Sanders' Nevada loss "suggested he isn't delivering on a key ingredient needed for his 'political revolution,'" Jeff Stein wrote at Vox, noting that the 80,000 Democratic caucusgoers who participated on Saturday were only "roughly two-thirds of the total that came out in 2008":
Low turnout in Nevada wasn't an outlier. New Hampshire saw 10 percent fewer voters in 2016 than it did eight years ago. In Iowa, turnout was also down — from 287,000 in 2008 to 171,000 this year. (By contrast, voter numbers are exploding on the Republican side, with records for GOP turnout being crushed in Iowa, New Hampshire, and, from the early results, South Carolina.)
"Sanders rejects the limits of this system," Stein continues. "His 'political revolution' is based on the idea that Democrats could win big with a message that gets a massive number of new lower- and middle-income voters continually engaged in the political process. It's an inspiring vision. But there is little sign that it's actually happening."
Columnist Goldie Taylor argued that "a window of opportunity slammed shut Sunday night in Nevada," likening the upcoming South Carolina primary to "the proverbial kitty-bar."
Citing current polling, Taylor wrote that "undoubtedly, Sanders will lose the South Carolina primary set for Feb. 27. The bad news is—with the exception of possibly Vermont, Massachusetts and Wisconsin—he'll likely keep losing though April."
Taylor went on to argue that Sanders' performance in Nevada proved his campaign is unable to grow its base of support, particularly with African-American voters:
The problem for Sanders is that he has nowhere to grow. Black voters, who will dominate many of the coming primaries, have not responded to his message. Even black millennials, thought to be good prospects, are breaking in favor of Clinton.
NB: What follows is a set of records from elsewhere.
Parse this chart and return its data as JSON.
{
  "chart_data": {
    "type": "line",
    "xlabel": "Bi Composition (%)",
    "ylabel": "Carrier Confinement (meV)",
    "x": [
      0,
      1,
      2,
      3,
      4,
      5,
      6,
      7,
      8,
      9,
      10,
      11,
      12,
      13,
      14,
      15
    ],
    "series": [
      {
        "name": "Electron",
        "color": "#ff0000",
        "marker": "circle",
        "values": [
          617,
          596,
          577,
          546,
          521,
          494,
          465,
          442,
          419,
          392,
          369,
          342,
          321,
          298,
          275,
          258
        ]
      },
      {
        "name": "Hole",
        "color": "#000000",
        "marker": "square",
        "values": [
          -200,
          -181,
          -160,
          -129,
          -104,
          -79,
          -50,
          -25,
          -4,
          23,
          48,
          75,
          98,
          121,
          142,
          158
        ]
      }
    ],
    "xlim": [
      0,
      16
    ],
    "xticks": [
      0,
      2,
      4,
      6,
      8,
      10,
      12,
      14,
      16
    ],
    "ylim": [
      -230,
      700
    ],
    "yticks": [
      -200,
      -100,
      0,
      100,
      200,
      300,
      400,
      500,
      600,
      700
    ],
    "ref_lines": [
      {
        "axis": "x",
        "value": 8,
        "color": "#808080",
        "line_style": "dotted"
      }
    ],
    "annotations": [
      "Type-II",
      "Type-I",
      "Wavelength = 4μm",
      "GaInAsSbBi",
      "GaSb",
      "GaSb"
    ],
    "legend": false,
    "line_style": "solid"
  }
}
New Republic's Jeet Heer wrote shortly following the close of Saturday's caucuses that Clinton's win in Nevada allowed her to "plausibly argue that Bernie Sanders’s coalition is too narrow—that it is, in particular, too heavily white—to reflect the Democratic Party, which after all is a multi-racial coalition."
Although Heer argued that Clinton "has a clear path to racking up enough delegates to be the prohibitive front-runner," he noted that if Sanders continues to make the same inroads with young Latino voters in upcoming caucus states as he he did in Nevada he still has a shot.
Ultimately, Heer wrote, "unless [Sanders] can make genuine inroads among African-Americans and improve with Latinos above what he’s achieved in Nevada, it’ll be hard to for him to argue that he represents the broader Democratic Party."
Taking a more optimistic view of Sanders' chances, polling guru Nate Silver argued that the silver lining in Sanders' Silver State loss is that "it’s possible that Bernie Sanders will win every state caucus from here on out."
Here’s why I say that. The remaining Democratic states to hold caucuses are: Alaska, Colorado, Hawaii, Idaho, Kansas, Maine, Minnesota, Nebraska, Washington and Wyoming. Other than Hawaii — where I’m not going to pretend we have any earthly idea what’s going to happen — those are a bunch of really white states that otherwise look favorable for Sanders and which he could win even if he slightly trails Clinton nationally.
Still, according to Silver's own FiveThirtyEight.com, Clinton holds a 50-99 percent likelihood of winning some of the most delegate-rich and highly diverse primary states left on the calendar.
Pushing back on the prevailing conventional wisdom in a post-Nevada interview with CBS' John Dickerson on Sunday, Sanders argued that his campaign is confident that in can make inroads with black voters in South Carolina and other upcoming southern states.
"I think when the African-American community understands my record on criminal justice, my record on economics and the agenda we're bringing forth, raising the minimum wage to $15 an hour, dealing with the fact that we have more people in jail, shamefully, than any other country on earth, that I am against the death penalty, Secretary Clinton is not," Sanders said. "I think as people become familiar with my ideas, we are going to do better and better."